The subject memo, citing a litany of cases, further explains that adjusting one’s status in the US has long been considered a discretionary privilege by the courts, framing it as a form of extraordinary relief requiring the presence of extra unique circumstances to justify a favorable exercise of discretion.
Thus, according to the memo, the burden of proof — a hefty one at that — must generally lie with the applicant to convince the USCIS of one’s eligibility for adjustment of status.
Still, what’s gravely concerning is that even those with valid status, including people holding dual intent visas such as H-1B and L-1A, are subject to the new policy. This means that being in compliance with the terms of one’s visa is no longer considered a guarantee of adjustment of status eligibility.

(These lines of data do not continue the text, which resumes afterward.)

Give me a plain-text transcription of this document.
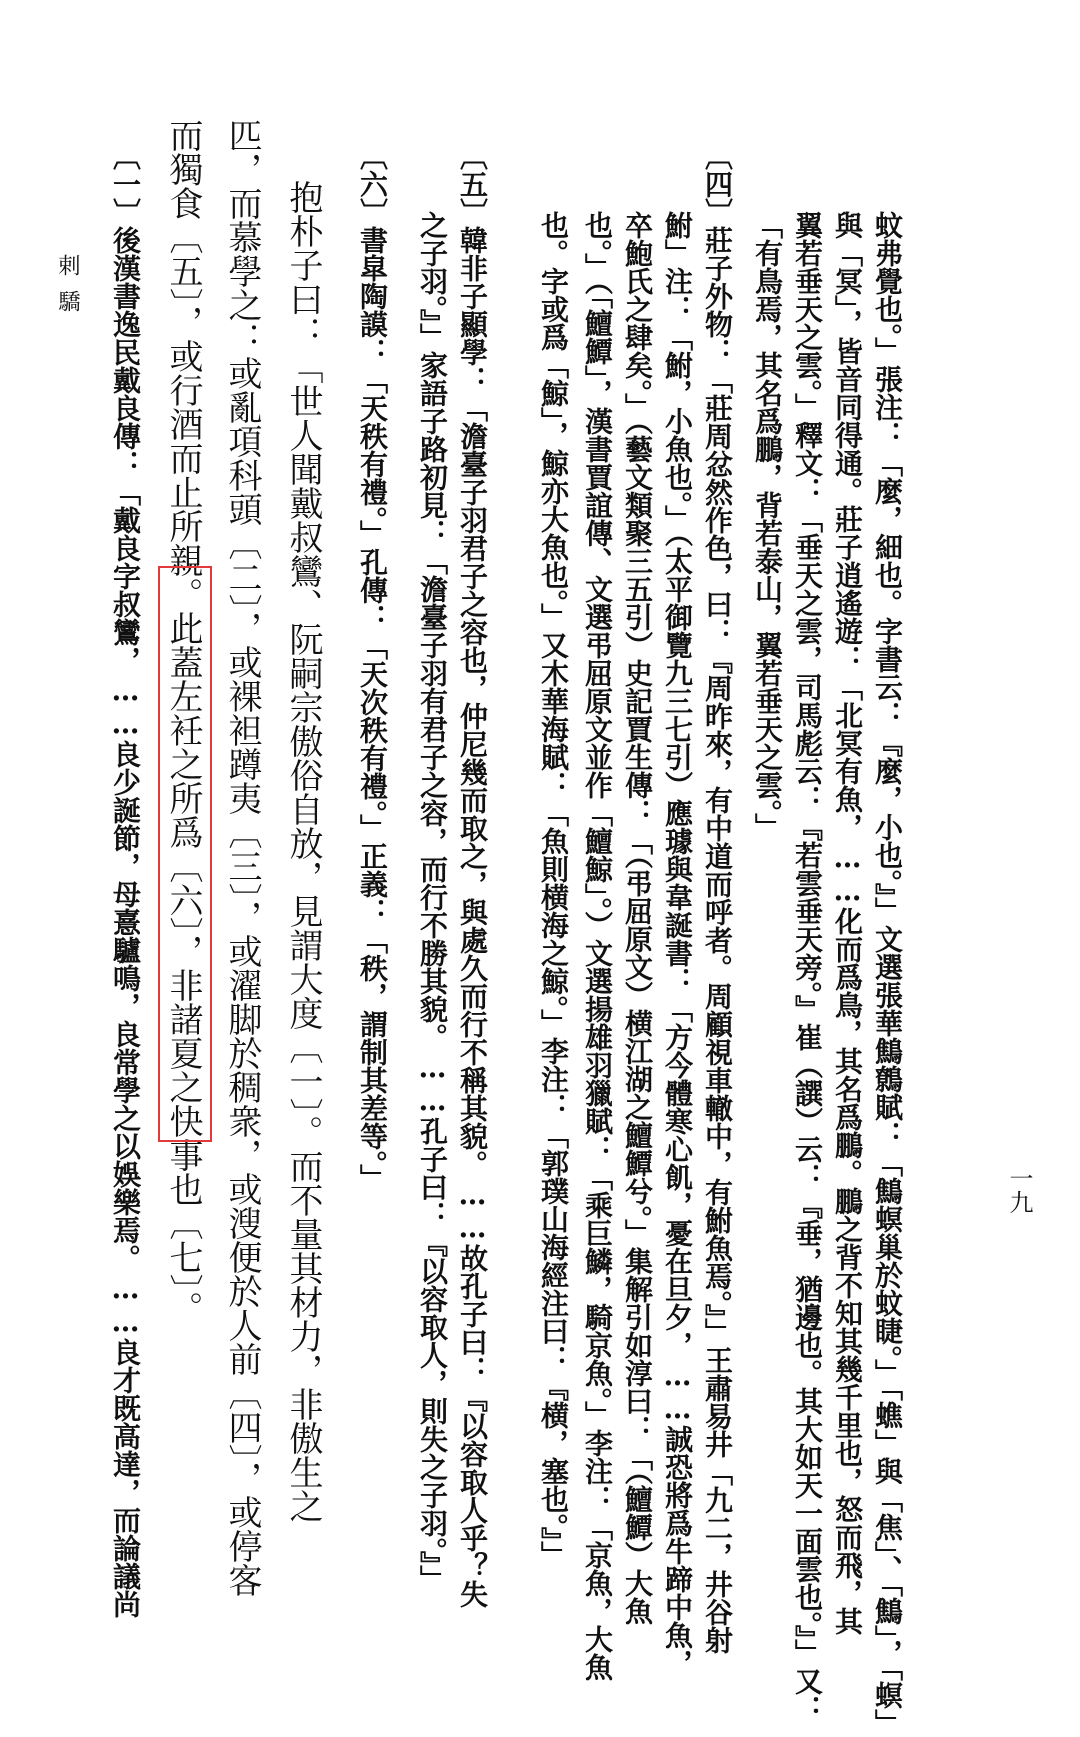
剌驕
一九
蚊弗覺也。」張注：「麼，細也。字書云：『麼，小也。』」文選張華鷦鷯賦：「鷦螟巢於蚊睫。」「蟭」與「焦」、「鷦」，「螟」
與「冥」，皆音同得通。莊子逍遙遊：「北冥有魚，……化而爲鳥，其名爲鵬。鵬之背不知其幾千里也，怒而飛，其
翼若垂天之雲。」釋文：「垂天之雲，司馬彪云：『若雲垂天旁。』崔（譔）云：『垂，猶邊也。其大如天一面雲也。』」又：
「有鳥焉，其名爲鵬，背若泰山，翼若垂天之雲。」
〔四〕莊子外物：「莊周忿然作色，曰：『周昨來，有中道而呼者。周顧視車轍中，有鮒魚焉。』」王肅易井「九二，井谷射
鮒」注：「鮒，小魚也。」（太平御覽九三七引）應璩與韋誕書：「方今體寒心飢，憂在旦夕，……誠恐將爲牛蹄中魚，
卒鮑氏之肆矣。」（藝文類聚三五引）史記賈生傳：「（弔屈原文）横江湖之鱣鱏兮。」集解引如淳曰：「（鱣鱏）大魚
也。」（「鱣鱏」，漢書賈誼傳、文選弔屈原文並作「鱣鯨」。）文選揚雄羽獵賦：「乘巨鱗，騎京魚。」李注：「京魚，大魚
也。字或爲「鯨」，鯨亦大魚也。」又木華海賦：「魚則横海之鯨。」李注：「郭璞山海經注曰：『横，塞也。』」
〔五〕韓非子顯學：「澹臺子羽君子之容也，仲尼幾而取之，與處久而行不稱其貌。……故孔子曰：『以容取人乎？失
之子羽。』」家語子路初見：「澹臺子羽有君子之容，而行不勝其貌。……孔子曰：『以容取人，則失之子羽。』」
〔六〕書皐陶謨：「天秩有禮。」孔傳：「天次秩有禮。」正義：「秩，謂制其差等。」
抱朴子曰：「世人聞戴叔鸞、阮嗣宗傲俗自放，見謂大度〔一〕。而不量其材力，非傲生之
匹，而慕學之：或亂項科頭〔二〕，或裸袒蹲夷〔三〕，或濯脚於稠衆，或溲便於人前〔四〕，或停客
而獨食〔五〕，或行酒而止所親。此蓋左衽之所爲〔六〕，非諸夏之快事也〔七〕。
〔一〕後漢書逸民戴良傳：「戴良字叔鸞，……良少誕節，母憙驢鳴，良常學之以娛樂焉。……良才既高達，而論議尚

The most damning impact, however, is reserved for people with prior status violations who have historically been allowed to adjust status in the US, mostly immediate relatives of American citizens. Indeed, having to go through consular processing may expose these people to years, if not decades, of reentry jeopardy unless a corresponding waiver is obtained beforehand.
Despite the nasty curveball, all is not lost, however. Umpires can always walk a targeted batter to first base or eject a headhunting pitcher. Indeed, the memo, for all its sneaky origin and projected brutal impact, may still be struck down by the umpires in judicial robes as an invalid exercise of rule-making power.